After years of litigation in federal courts across the country over purported Telephone Consumer Protect Act (TCPA) violations, there has been a recent shift in focus to what is known as mini-TCPAs being enacted by state legislatures which seek to regulate intrastate telemarketing communications. In particular, dozens of putative class actions have been filed over the last several weeks in Florida alleging violation of the Florida Telephone Solicitation Act, Florida’s mini-TCPA. Amendments to the Florida Telephone Solicitation Act went into effect July 1, 2021 and included an expansive definition of “automated dialers;” new restrictions for prior express written consent for all telephonic sales calls using an automated system; and a private cause of action that allows recovery of at least $500 per violation.

Because the TCPA does not preempt state laws that are intended to be more protective than the TCPA, businesses utilizing calling campaigns which send marketing calls or text directly to consumers in states such as Florida need to be mindful of these additional regulations. Moreover, Florida courts have been hesitant to dismiss claims under the Florida Telephone Solicitation Act leaving little guidance as to how exactly the definitions and provisions of this statute will be interpreted.

Businesses should note, however, that a clear and conspicuous arbitration provision will likely be enforced, which can limit the exposure to putative class actions. In Kravets v. Anthropologie, Inc., the Southern District of Florida court granted a motion to compel arbitration where the agreement to arbitration was present in the Text Terms and Conditions which were linked in advertisement where the consumer signed up for the company’s text messaging program. Specifically, the court found that because the Text Terms were listed above the “GET FREE SHIPPING NOW when you sign up for email and texts” button and we bold and underlined links, they were sufficient to put the consumer on notice of the arbitration provision and by clicking the button the consumer was assenting to the Text Terms. No. 22-cv-60443, 2022 WL 1978712 (S.D. Fla. June 6, 2022). Likewise, in a recent decision, the Southern District of Florida again granted a motion to compel arbitration in a case involving claims under the Florida Telephone Solicitation Act finding even where the defendant had already filed an answer, the court entered a scheduling order, and the parties filed a joint notice of a mediator selection. Roger Amargos v. Verified Nutrition LLC, No. 22-cv-22111, 2023 WL 1331261 (S.D. Fla. Jan. 31, 2023).

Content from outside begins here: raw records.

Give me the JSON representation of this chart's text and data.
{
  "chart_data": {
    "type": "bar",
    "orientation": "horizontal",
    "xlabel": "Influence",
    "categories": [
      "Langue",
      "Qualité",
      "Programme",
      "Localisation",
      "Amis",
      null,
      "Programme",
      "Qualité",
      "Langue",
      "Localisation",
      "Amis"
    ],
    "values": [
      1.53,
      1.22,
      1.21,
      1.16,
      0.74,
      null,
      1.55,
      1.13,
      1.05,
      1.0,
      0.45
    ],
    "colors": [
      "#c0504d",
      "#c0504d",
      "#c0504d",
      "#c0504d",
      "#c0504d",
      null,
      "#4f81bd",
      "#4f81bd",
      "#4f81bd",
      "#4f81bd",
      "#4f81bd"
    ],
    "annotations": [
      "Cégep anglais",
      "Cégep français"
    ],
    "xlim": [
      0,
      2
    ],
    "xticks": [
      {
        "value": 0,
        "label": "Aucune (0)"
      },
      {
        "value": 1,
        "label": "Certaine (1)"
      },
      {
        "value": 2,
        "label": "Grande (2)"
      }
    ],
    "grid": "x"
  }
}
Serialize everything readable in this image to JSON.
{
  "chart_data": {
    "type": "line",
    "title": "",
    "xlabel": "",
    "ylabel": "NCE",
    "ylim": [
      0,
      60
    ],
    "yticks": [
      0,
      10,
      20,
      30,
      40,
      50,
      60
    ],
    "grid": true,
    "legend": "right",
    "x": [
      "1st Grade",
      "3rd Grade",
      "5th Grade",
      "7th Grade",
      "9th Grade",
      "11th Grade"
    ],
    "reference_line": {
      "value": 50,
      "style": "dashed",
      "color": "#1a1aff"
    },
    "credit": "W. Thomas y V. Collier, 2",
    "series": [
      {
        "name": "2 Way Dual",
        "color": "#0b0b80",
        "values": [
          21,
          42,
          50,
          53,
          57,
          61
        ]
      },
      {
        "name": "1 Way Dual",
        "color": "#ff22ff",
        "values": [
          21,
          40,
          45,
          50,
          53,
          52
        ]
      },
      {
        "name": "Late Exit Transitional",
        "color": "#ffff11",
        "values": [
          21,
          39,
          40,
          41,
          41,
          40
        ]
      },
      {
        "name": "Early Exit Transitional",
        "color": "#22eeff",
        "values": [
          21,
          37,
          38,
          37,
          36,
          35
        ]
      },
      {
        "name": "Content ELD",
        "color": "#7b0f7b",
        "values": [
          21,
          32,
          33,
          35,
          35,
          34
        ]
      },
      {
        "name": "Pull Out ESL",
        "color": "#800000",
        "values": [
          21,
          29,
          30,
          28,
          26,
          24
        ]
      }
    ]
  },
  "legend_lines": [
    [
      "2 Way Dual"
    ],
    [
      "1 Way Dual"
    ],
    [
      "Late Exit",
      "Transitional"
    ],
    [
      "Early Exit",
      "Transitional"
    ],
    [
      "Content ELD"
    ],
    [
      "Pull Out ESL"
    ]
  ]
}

While the Florida Telephone Solicitation Act has been the focus as of late, other state legislatures have either passed or proposed similar statutes with private rights of action which will likely lead to further litigation. On June 9, 2022, Washington passed its own mini-TCPA and November 1, 2022, Oklahoma’s Telephone Solicitation Act took effect. Both resemble the Florida Telephone Solicitation Act but have their own unique provisions and restrictions that businesses need to be aware of when engaging in marketing campaigns through call or text. Additionally, Georgia has a pending bill that remains viable to be enacted during the 2023 legislative session and would potentially allow civil litigants to recovery $1000 per violation and Maryland has proposed a Mini-TCPA bill with a proposed effective date of October 1, 2023.

In light of the rapid changes to the legal landscape governing marketing campaigns using call and text technology, businesses need to re-analyze their procedures to ensure compliance with not only the TCPA but also these state laws. Seyfarth will continue to monitor these changes in law and the case law that develops.